Parmi les victimes inhumées, plusieurs retrouvées sans documents, demeureront non identifiées. Elles continueront à vivre à travers les prénoms ukrainiens que des parents donneront, de par le monde, à leurs nouveau-né· e· s. Que des personnes trans ou non binaires adopteront lors de leur changement de prénoms. En hommage aux milliers de victimes des crimes de guerre dont ceux de la rue Yablunska à Boutcha : Maksym, Mykhaylo, Volodymyr, Oleh, Oleksandr et en hommage à des acteurs et des actrices de la résistance et de la résilience : Alexandra, Anastasiia, Andryi, Illia, Natalia, Stanislav, Vera, Viktor et tant d’autres encore.

Maintenant, j’entends les sanglots longs de Tribute to Heroes d’un jeune violon solo au milieu de nos ruines.

21 avril 2022

Prologue

The New York Times, « Poutine est un imbécile » : des appels interceptés révèlent le désarroi de l’armée russe, 28 septembre 2022.

Des soldats russes ont passé des milliers d’appels depuis le champ de bataille en Ukraine à des proches restés chez eux.
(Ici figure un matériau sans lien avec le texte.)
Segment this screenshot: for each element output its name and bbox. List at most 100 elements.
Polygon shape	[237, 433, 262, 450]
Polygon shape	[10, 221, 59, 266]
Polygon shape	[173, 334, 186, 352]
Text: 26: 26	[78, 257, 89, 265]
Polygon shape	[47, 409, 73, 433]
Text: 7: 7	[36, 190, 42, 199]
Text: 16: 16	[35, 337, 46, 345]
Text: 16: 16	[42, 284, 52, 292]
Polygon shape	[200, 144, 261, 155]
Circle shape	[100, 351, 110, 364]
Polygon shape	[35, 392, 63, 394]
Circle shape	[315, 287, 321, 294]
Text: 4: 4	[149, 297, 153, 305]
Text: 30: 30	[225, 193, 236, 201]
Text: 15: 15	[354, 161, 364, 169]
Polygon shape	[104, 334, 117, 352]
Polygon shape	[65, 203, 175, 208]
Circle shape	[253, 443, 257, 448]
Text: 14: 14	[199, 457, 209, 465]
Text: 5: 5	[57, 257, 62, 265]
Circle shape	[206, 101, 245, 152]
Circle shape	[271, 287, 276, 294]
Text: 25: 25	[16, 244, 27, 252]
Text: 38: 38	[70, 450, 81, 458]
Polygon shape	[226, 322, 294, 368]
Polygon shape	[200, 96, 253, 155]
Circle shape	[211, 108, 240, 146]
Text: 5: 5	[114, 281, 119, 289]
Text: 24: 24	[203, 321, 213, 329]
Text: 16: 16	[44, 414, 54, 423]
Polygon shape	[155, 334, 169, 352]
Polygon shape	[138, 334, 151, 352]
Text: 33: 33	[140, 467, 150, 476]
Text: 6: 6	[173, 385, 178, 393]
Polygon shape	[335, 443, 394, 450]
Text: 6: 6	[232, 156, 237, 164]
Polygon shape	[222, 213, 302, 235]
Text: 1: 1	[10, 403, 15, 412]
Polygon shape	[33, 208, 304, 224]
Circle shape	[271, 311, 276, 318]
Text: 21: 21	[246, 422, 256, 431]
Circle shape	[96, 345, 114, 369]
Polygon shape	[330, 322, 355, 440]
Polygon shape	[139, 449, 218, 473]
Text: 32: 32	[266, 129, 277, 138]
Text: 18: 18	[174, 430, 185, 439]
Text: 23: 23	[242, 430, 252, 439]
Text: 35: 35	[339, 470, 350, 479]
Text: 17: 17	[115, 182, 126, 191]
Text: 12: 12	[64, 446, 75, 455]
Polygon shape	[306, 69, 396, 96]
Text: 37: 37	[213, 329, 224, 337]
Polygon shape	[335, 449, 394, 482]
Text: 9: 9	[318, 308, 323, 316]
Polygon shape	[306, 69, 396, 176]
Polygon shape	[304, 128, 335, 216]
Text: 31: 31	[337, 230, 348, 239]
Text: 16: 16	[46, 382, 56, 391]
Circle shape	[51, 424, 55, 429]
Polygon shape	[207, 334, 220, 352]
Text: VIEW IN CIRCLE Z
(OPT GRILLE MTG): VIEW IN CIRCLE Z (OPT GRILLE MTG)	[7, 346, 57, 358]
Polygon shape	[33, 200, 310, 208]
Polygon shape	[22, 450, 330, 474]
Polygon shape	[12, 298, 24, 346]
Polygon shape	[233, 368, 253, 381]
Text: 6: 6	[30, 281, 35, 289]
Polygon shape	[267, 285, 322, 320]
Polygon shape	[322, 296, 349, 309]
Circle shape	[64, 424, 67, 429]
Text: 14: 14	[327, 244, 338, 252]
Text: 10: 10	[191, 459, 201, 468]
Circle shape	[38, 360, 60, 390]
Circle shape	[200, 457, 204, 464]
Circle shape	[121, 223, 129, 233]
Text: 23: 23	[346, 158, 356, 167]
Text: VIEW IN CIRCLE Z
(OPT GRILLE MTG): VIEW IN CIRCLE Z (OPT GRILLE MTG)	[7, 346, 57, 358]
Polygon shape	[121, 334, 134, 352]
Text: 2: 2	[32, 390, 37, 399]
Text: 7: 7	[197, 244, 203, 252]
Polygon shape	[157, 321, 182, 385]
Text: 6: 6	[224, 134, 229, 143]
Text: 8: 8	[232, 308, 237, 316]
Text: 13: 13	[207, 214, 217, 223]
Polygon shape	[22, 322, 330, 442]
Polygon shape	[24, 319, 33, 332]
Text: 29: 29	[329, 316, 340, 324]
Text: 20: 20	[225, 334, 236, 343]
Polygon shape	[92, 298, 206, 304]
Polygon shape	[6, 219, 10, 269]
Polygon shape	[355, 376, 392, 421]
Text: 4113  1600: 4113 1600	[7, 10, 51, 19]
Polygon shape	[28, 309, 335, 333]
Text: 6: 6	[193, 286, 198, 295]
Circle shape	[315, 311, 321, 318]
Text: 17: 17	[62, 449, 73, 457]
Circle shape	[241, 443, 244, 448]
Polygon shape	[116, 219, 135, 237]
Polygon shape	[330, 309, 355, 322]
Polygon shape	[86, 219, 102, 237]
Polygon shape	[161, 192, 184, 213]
Voici leurs conversations [extrait].

« Hello? »

« Hi, Mommy, »

Yevgeniy

            We are positioned in Butcha”

Sergey

            “Our offense is stalled. We are losing this war.”

Andrey

            “Half our regiment is gone”

Sergey

            “We were given an order to kill everyone we see.”

Source : (The New York Times, September 28, 2022). « Putin Is a Fool »: Intercepted Calls Reveal Russian Army in Disarray. The New York Times.

CBC The Fifth Estate: Enquête sur les crimes de guerre en Ukraine, 31 octobre 2022.

Appel téléphonique intercepté passé par un soldat russe à sa petite amie pendant les premiers jours de l’invasion de l’Ukraine :

Soldat russe

« They told us that, where we are going, there a lot of civilians walking around. And they gave us the order to kill everyone we see. Because they might give away our positions. I become already a murderer. That’s why I don’t want to kill any more people, especially ones I have look in the eyes.”

Source : (CBC The Fifth Estate, October 31, 2022). Investigating War Crimes in Ukraine. CBC The Fifth Estate.

À la mémoire des trente-six victimes civiles de la rue Yablunska

Volodymyr Brovchenko, 68 ans

Et

Volodymyr Ruchkovskyi, 50

Mykhailo Hrabovliak, 52

Zhanna Kameneva, 37

Anna Mishchenko, 14

Tamila Mishchenko, 52

Maria Ilchuk, 69

Mykhailo Kovalenko, 61

Taras Panimash, 49

Oleksandr Hutorovych, 46

Oleh Bilas, 55

Viacheslav Hordiichuk, 46

Ihor Samchenko, 40

Pavlo Valko, 54

Oleksandr Kovalevskyi, 54

Serhii Petrenko, 53

Vitalii Vynohradov, 47

Oleh Hryshchenko, 44

Oleh Verba, 54

Yevhen Davydov, 44

Dmytro Chaplyhin, 20

Andrii Dvornikov, 31

Anatolii Prykhidko, 38

Denys Rudenko, 37

Valerii Kotenko, 53

Sviatoslav Turovskyi, 35

Andrii Verbovyi, 55

Vitalii Karpenko, 28

Andrii Matviichuk, 37

Ihor Didkivskyi, 42

Iryna Filkina, 52

Oleh Abramov, 40

Mykhailo Romaniuk, 57

Oleksandr Chumak, 26

Dmytro Shkirenkov, 38

Maksym Kireev, 39

Source : (December 21, 2022. Their Final Moments: Victims of a Russian Atrocity in Bucha. The New York Times.)